A hook is a specialized python script for certain tasks. All hook files should be saved under the `hooks` directory.

Supported hooks:

- **load.py**: A hook for loading the packaged model. It should contain a function `load(*args, **kwargs)` which loads a specified model and returns the model object. Pre-defined arguments:
  - env: MLSteam environment variables
- **predict.py**: A hook for making model prediction. It should contain a function `predict(*args, **kwargs)` which accepts model inputs and returns the prediction results. Pre-defined arguments:
  - env: MLSteam environment variables
  - model: the model object returned by `load()`
  - inputs: model inputs

MLSteam environment variables (which will be set by SDK):

- **env['MLSTEAM_MODEL_DIR']**: The package's `models` directory.

## Manifest

All settings should be saved in the `manifest.json` file.
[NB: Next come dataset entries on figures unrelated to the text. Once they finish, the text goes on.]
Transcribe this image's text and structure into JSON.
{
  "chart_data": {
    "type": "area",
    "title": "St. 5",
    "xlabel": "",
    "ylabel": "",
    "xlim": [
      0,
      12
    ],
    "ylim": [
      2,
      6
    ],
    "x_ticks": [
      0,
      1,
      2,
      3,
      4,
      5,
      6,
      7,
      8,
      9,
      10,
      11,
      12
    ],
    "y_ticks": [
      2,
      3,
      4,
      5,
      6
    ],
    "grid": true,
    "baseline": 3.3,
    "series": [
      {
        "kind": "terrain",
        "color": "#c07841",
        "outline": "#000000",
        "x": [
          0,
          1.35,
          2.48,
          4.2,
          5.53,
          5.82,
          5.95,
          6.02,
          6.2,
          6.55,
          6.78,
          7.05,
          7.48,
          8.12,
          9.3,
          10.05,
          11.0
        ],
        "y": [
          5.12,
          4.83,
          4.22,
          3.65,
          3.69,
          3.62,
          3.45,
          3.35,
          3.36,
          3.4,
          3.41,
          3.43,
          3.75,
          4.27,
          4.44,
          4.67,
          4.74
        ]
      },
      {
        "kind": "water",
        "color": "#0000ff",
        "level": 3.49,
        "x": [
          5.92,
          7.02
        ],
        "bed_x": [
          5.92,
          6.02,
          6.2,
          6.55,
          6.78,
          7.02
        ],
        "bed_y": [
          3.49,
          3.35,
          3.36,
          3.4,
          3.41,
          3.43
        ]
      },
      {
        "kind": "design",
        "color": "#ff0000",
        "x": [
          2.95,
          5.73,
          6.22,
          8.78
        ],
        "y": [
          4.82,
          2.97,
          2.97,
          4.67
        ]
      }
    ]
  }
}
Settings (optional fields could be `null` or without such an entry):

- **models[].name** (*str*): A human-readable model name. It is independent of MLSteam server's model name.
- **models[].version** (*str*): A human-readable model version. It is independent of MLSteam server's model version.
- **models[].description** (*Optional[str]*): A human-readable model description.
- **models[].framework** (*str*): The model's construction framework. It should be one of `tensorflow`, `tensorflow.keras`, `pytorch`, or `pytorch.lightning`.
- **models[].inputs** (*Optional[list]*): The model input specification.
  - **models[].inputs[].name** (*str*): The input name.
  - **models[].inputs[].type** (*str*): The input type with Python's type annotation.
- **models[].outputs** (*Optional[list]*): The model output specification.
  - **models[].outputs[].name** (*str*): The output name.
  - **models[].outputs[].type** (*str*): The output type with Python's type annotation.
- **models[].enc_model_cleanup** (*Optional[str]*): The model file cleanup policy. This setting is only effective for encrypted model packages to decide the time to cleanup files during model's active time. It should be one of `never` or `after-load`. It is a good practice to enhance model protection by setting this to `after-load` if the files to cleanup are not referenced after the model has been loaded.
- **models[].enc_model_cleanup_files[]** (*Optional[list]*): A list of path patterns to delete the model files at cleanup. This setting is only effective for encrypted model packages and when the cleanup policy is not `never`. A pattern is represented as a [Python's glob](https://docs.python.org/3/library/glob.html) pattern relative to the model package's root directory and should never go beyond that root directory. The files will be deleted according to the order of patterns in the list. By default, it is a single pattern for the `models` directory (that is, `["models"]`).